Georgia Yexley | Tier Mobility

Georgia Yexley

Georgia has worked in partnership with cities internationally, to reach their active and sustainable transport goals.

A firm believer that collaboration and partnership underpin sustainable services, Georgia leads the partnership strategy behind Tier Mobility's services across UK and Ireland. Georgia is a vocal advocate for inclusion and accessibility, and contributes to raising the volume of women and underrepresented groups in tech.


Isabel Scavetta

Isabel Scavetta | Rolls-Royce Plc

Isabel Scavetta

Isabel is determined to prove that women from non-tech backgrounds can break into industry, and is recognised for her extensive social action work for gender diversity and digital education.

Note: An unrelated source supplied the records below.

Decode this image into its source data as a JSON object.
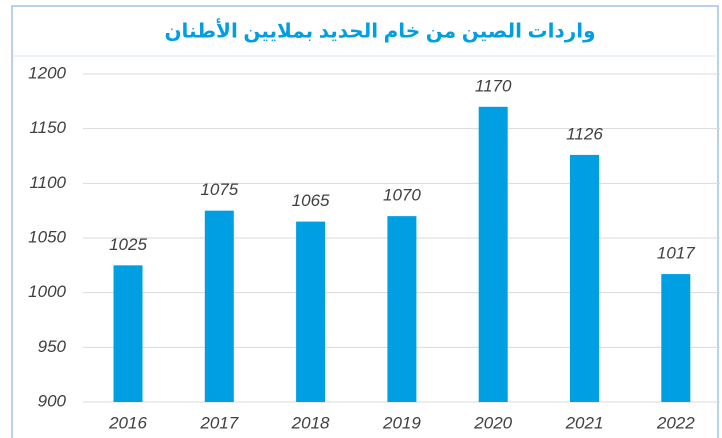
{
  "chart_data": {
    "type": "bar",
    "title": "واردات الصين من خام الحديد بملايين الأطنان",
    "categories": [
      "2016",
      "2017",
      "2018",
      "2019",
      "2020",
      "2021",
      "2022"
    ],
    "values": [
      1025,
      1075,
      1065,
      1070,
      1170,
      1126,
      1017
    ],
    "color": "#009fe3",
    "ylim": [
      900,
      1200
    ],
    "yticks": [
      900,
      950,
      1000,
      1050,
      1100,
      1150,
      1200
    ],
    "grid": true
  }
}
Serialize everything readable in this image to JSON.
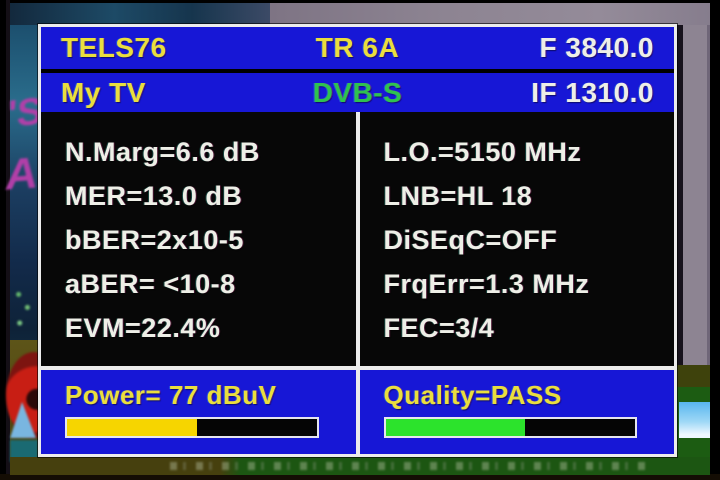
{
  "header": {
    "row1": {
      "satellite": "TELS76",
      "transponder": "TR 6A",
      "frequency": "F 3840.0"
    },
    "row2": {
      "profile": "My TV",
      "standard": "DVB-S",
      "if_frequency": "IF 1310.0"
    }
  },
  "symbols": {
    "equals": "="
  },
  "measurements": {
    "left": [
      {
        "label": "N.Marg",
        "value": "6.6 dB"
      },
      {
        "label": "MER",
        "value": "13.0 dB"
      },
      {
        "label": "bBER",
        "value": "2x10-5"
      },
      {
        "label": "aBER",
        "value": " <10-8"
      },
      {
        "label": "EVM",
        "value": "22.4%"
      }
    ],
    "right": [
      {
        "label": "L.O.",
        "value": "5150 MHz"
      },
      {
        "label": "LNB",
        "value": "HL 18"
      },
      {
        "label": "DiSEqC",
        "value": "OFF"
      },
      {
        "label": "FrqErr",
        "value": "1.3 MHz"
      },
      {
        "label": "FEC",
        "value": "3/4"
      }
    ]
  },
  "power": {
    "label": "Power",
    "value": " 77 dBuV",
    "percent": 52,
    "bar_color": "#f6d500"
  },
  "quality": {
    "label": "Quality",
    "value": "PASS",
    "percent": 56,
    "bar_color": "#2ce32c"
  },
  "background": {
    "glyphs": [
      "'S",
      "A"
    ]
  },
  "colors": {
    "panel_blue": "#1717d6",
    "text_yellow": "#e9de3e",
    "text_white": "#eeefe7",
    "text_green": "#2fc24f",
    "bar_power": "#f6d500",
    "bar_quality": "#2ce32c",
    "border_white": "#ececec"
  }
}
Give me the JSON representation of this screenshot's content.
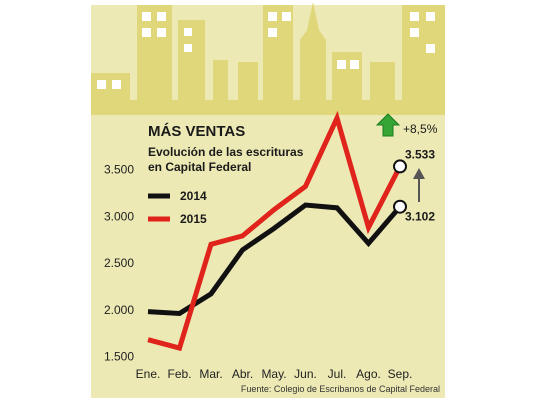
{
  "chart_data": {
    "type": "line",
    "title": "MÁS VENTAS",
    "subtitle_line1": "Evolución de las escrituras",
    "subtitle_line2": "en Capital Federal",
    "categories": [
      "Ene.",
      "Feb.",
      "Mar.",
      "Abr.",
      "May.",
      "Jun.",
      "Jul.",
      "Ago.",
      "Sep."
    ],
    "series": [
      {
        "name": "2014",
        "color": "#111111",
        "values": [
          1980,
          1960,
          2170,
          2640,
          2870,
          3120,
          3090,
          2710,
          3102
        ]
      },
      {
        "name": "2015",
        "color": "#e0231b",
        "values": [
          1680,
          1590,
          2700,
          2790,
          3070,
          3320,
          4050,
          2880,
          3533
        ]
      }
    ],
    "yticks": [
      "1.500",
      "2.000",
      "2.500",
      "3.000",
      "3.500"
    ],
    "ytick_values": [
      1500,
      2000,
      2500,
      3000,
      3500
    ],
    "ylim": [
      1500,
      4100
    ],
    "grid": false,
    "legend_position": "top-left",
    "end_labels": {
      "s2015": "3.533",
      "s2014": "3.102"
    },
    "change_label": "+8,5%",
    "source": "Fuente: Colegio de Escribanos de Capital Federal"
  },
  "colors": {
    "background": "#ece9b4",
    "buildings": "#e0d67a",
    "windows": "#ffffff",
    "arrow_up": "#35a535"
  }
}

She has had several notable volunteering achievements, including a Fellowship at Code First Girls, where she is teaching 20+ women to code, an advisory role for Microsoft’s TechHer Student community for 500+ women, and being featured on BBC News for her work as a Technology Partnerships Specialist at social enterprise ClassOf2020.

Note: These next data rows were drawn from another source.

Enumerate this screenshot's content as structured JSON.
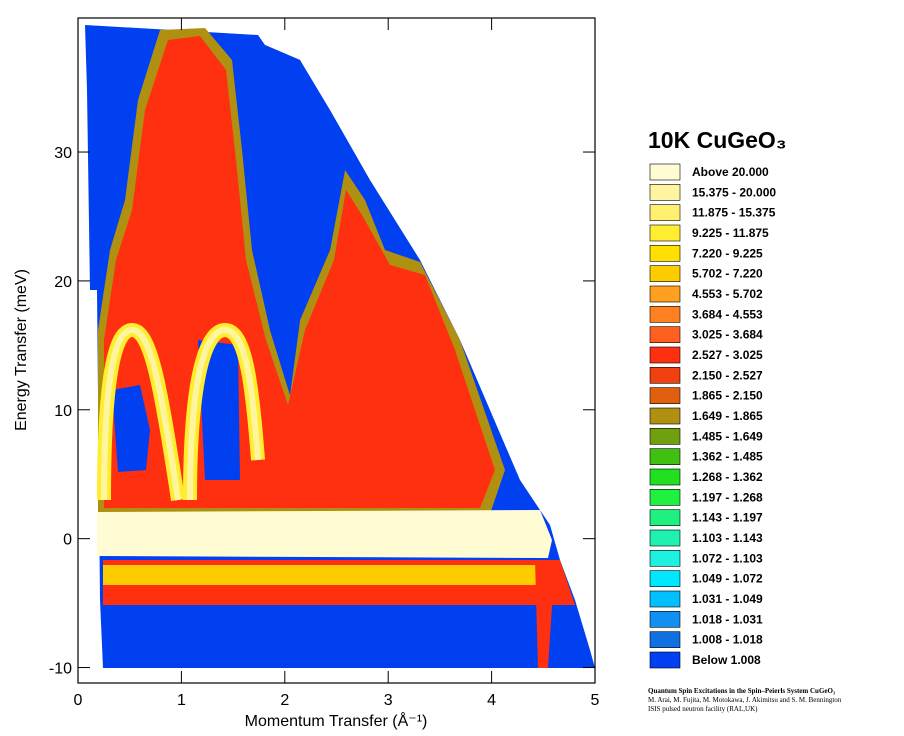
{
  "chart_data": {
    "type": "contour",
    "title": "10K CuGeO₃",
    "x_label": "Momentum Transfer (Å⁻¹)",
    "y_label": "Energy Transfer (meV)",
    "xlim": [
      0,
      5
    ],
    "ylim": [
      -11.2,
      40.4
    ],
    "xticks": [
      0,
      1,
      2,
      3,
      4,
      5
    ],
    "yticks": [
      -10,
      0,
      10,
      20,
      30
    ],
    "levels": [
      {
        "label": "Above   20.000",
        "color": "#fffbd2"
      },
      {
        "label": "15.375 - 20.000",
        "color": "#fff5a0"
      },
      {
        "label": "11.875 - 15.375",
        "color": "#fff070"
      },
      {
        "label": "9.225 - 11.875",
        "color": "#ffee30"
      },
      {
        "label": "7.220 -   9.225",
        "color": "#ffe000"
      },
      {
        "label": "5.702 -   7.220",
        "color": "#ffcc00"
      },
      {
        "label": "4.553 -   5.702",
        "color": "#ffa020"
      },
      {
        "label": "3.684 -   4.553",
        "color": "#ff8020"
      },
      {
        "label": "3.025 -   3.684",
        "color": "#ff6020"
      },
      {
        "label": "2.527 -   3.025",
        "color": "#ff3010"
      },
      {
        "label": "2.150 -   2.527",
        "color": "#f04010"
      },
      {
        "label": "1.865 -   2.150",
        "color": "#e06010"
      },
      {
        "label": "1.649 -   1.865",
        "color": "#b09010"
      },
      {
        "label": "1.485 -   1.649",
        "color": "#70a010"
      },
      {
        "label": "1.362 -   1.485",
        "color": "#40c010"
      },
      {
        "label": "1.268 -   1.362",
        "color": "#20e020"
      },
      {
        "label": "1.197 -   1.268",
        "color": "#20f040"
      },
      {
        "label": "1.143 -   1.197",
        "color": "#20f080"
      },
      {
        "label": "1.103 -   1.143",
        "color": "#20f0b0"
      },
      {
        "label": "1.072 -   1.103",
        "color": "#20f0e0"
      },
      {
        "label": "1.049 -   1.072",
        "color": "#00e8ff"
      },
      {
        "label": "1.031 -   1.049",
        "color": "#00c0ff"
      },
      {
        "label": "1.018 -   1.031",
        "color": "#1090f0"
      },
      {
        "label": "1.008 -   1.018",
        "color": "#1070e0"
      },
      {
        "label": "Below    1.008",
        "color": "#0040f0"
      }
    ],
    "citation": [
      "Quantum Spin Excitations in the Spin–Peierls System CuGeO₃",
      "M. Arai, M. Fujita, M. Motokawa, J. Akimitsu and S. M. Bennington",
      "ISIS pulsed neutron facility (RAL,UK)"
    ]
  }
}
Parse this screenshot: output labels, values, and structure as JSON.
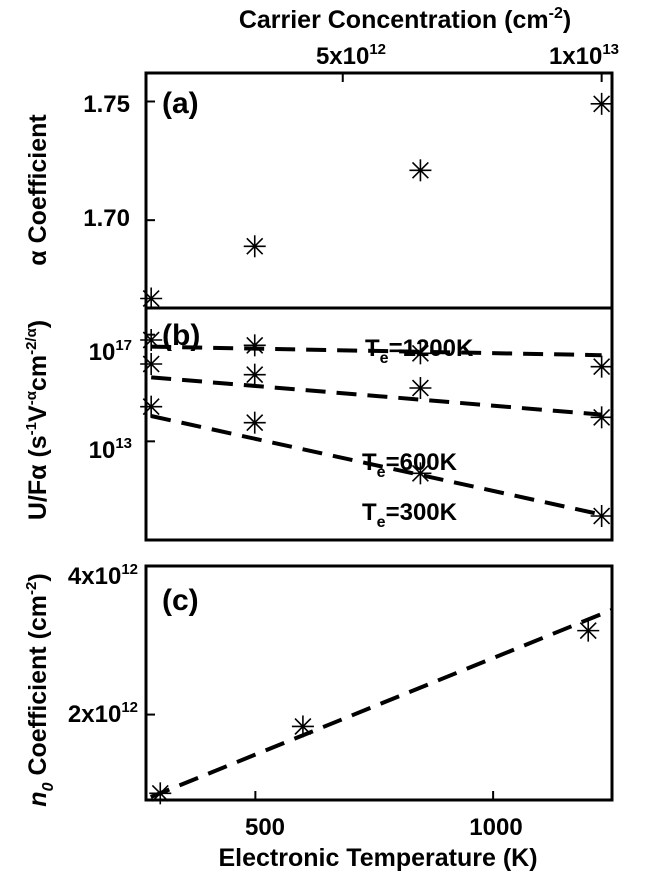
{
  "chart_data": {
    "type": "scatter",
    "shared_x": {
      "label": "Electronic Temperature (K)",
      "range": [
        270,
        1250
      ],
      "ticks": [
        500,
        1000
      ],
      "tick_labels": [
        "500",
        "1000"
      ]
    },
    "top_x": {
      "label": "Carrier Concentration (cm",
      "label_sup": "-2",
      "label_tail": ")",
      "range": [
        1200000000000.0,
        10200000000000.0
      ],
      "ticks": [
        5000000000000.0,
        10000000000000.0
      ],
      "tick_labels": [
        {
          "base": "5x10",
          "exp": "12"
        },
        {
          "base": "1x10",
          "exp": "13"
        }
      ]
    },
    "panels": [
      {
        "label": "(a)",
        "ylabel": "α Coefficient",
        "ylim": [
          1.663,
          1.762
        ],
        "yticks": [
          1.7,
          1.75
        ],
        "ytick_labels": [
          "1.70",
          "1.75"
        ],
        "points": {
          "x": [
            1300000000000.0,
            3300000000000.0,
            6500000000000.0,
            10000000000000.0
          ],
          "y": [
            1.667,
            1.689,
            1.721,
            1.749
          ]
        }
      },
      {
        "label": "(b)",
        "ylabel": {
          "base": "U/F",
          "parts": [
            "α (s",
            "-1",
            "V",
            "-α",
            "cm",
            "-2/α",
            ")"
          ]
        },
        "yscale": "log",
        "ylog_range": [
          9.3,
          18.0
        ],
        "yticks_log": [
          13,
          17
        ],
        "ytick_labels": [
          {
            "base": "10",
            "exp": "17"
          },
          {
            "base": "10",
            "exp": "13"
          }
        ],
        "series": [
          {
            "name": "T",
            "name_sub": "e",
            "name_tail": "=1200K",
            "x_concentration": [
              1300000000000.0,
              3300000000000.0,
              6500000000000.0,
              10000000000000.0
            ],
            "log10_y": [
              16.8,
              16.6,
              16.3,
              15.8
            ],
            "fit_log10_y": [
              16.55,
              16.23
            ]
          },
          {
            "name": "T",
            "name_sub": "e",
            "name_tail": "=600K",
            "x_concentration": [
              1300000000000.0,
              3300000000000.0,
              6500000000000.0,
              10000000000000.0
            ],
            "log10_y": [
              15.9,
              15.5,
              15.0,
              13.9
            ],
            "fit_log10_y": [
              15.4,
              14.0
            ]
          },
          {
            "name": "T",
            "name_sub": "e",
            "name_tail": "=300K",
            "x_concentration": [
              1300000000000.0,
              3300000000000.0,
              6500000000000.0,
              10000000000000.0
            ],
            "log10_y": [
              14.3,
              13.7,
              11.8,
              10.2
            ],
            "fit_log10_y": [
              13.95,
              10.25
            ]
          }
        ]
      },
      {
        "label": "(c)",
        "ylabel": {
          "base": "n",
          "sub": "0",
          "rest": " Coefficient (cm",
          "sup": "-2",
          "tail": ")"
        },
        "ylim": [
          850000000000.0,
          4000000000000.0
        ],
        "yticks": [
          2000000000000.0,
          4000000000000.0
        ],
        "ytick_labels": [
          {
            "base": "2x10",
            "exp": "12"
          },
          {
            "base": "4x10",
            "exp": "12"
          }
        ],
        "points": {
          "x": [
            300,
            600,
            1200
          ],
          "y": [
            940000000000.0,
            1840000000000.0,
            3130000000000.0
          ]
        },
        "fit": {
          "x": [
            280,
            1250
          ],
          "y": [
            890000000000.0,
            3410000000000.0
          ]
        }
      }
    ]
  }
}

She has led teams of promising female students and professionals on hackathons aimed at social good, with her team being finalists for the Vodafone Diversity Hackathon with their project promoting diversity in the workplace. She has previous experience at various strategy and finance firms, led social action projects for 150+ youth in her local community, and holds a First Class degree in Spanish & Politics from UCL. She writes about her challenges and reflections on her blog Her Business Now to offer open access to her journey and inspire others.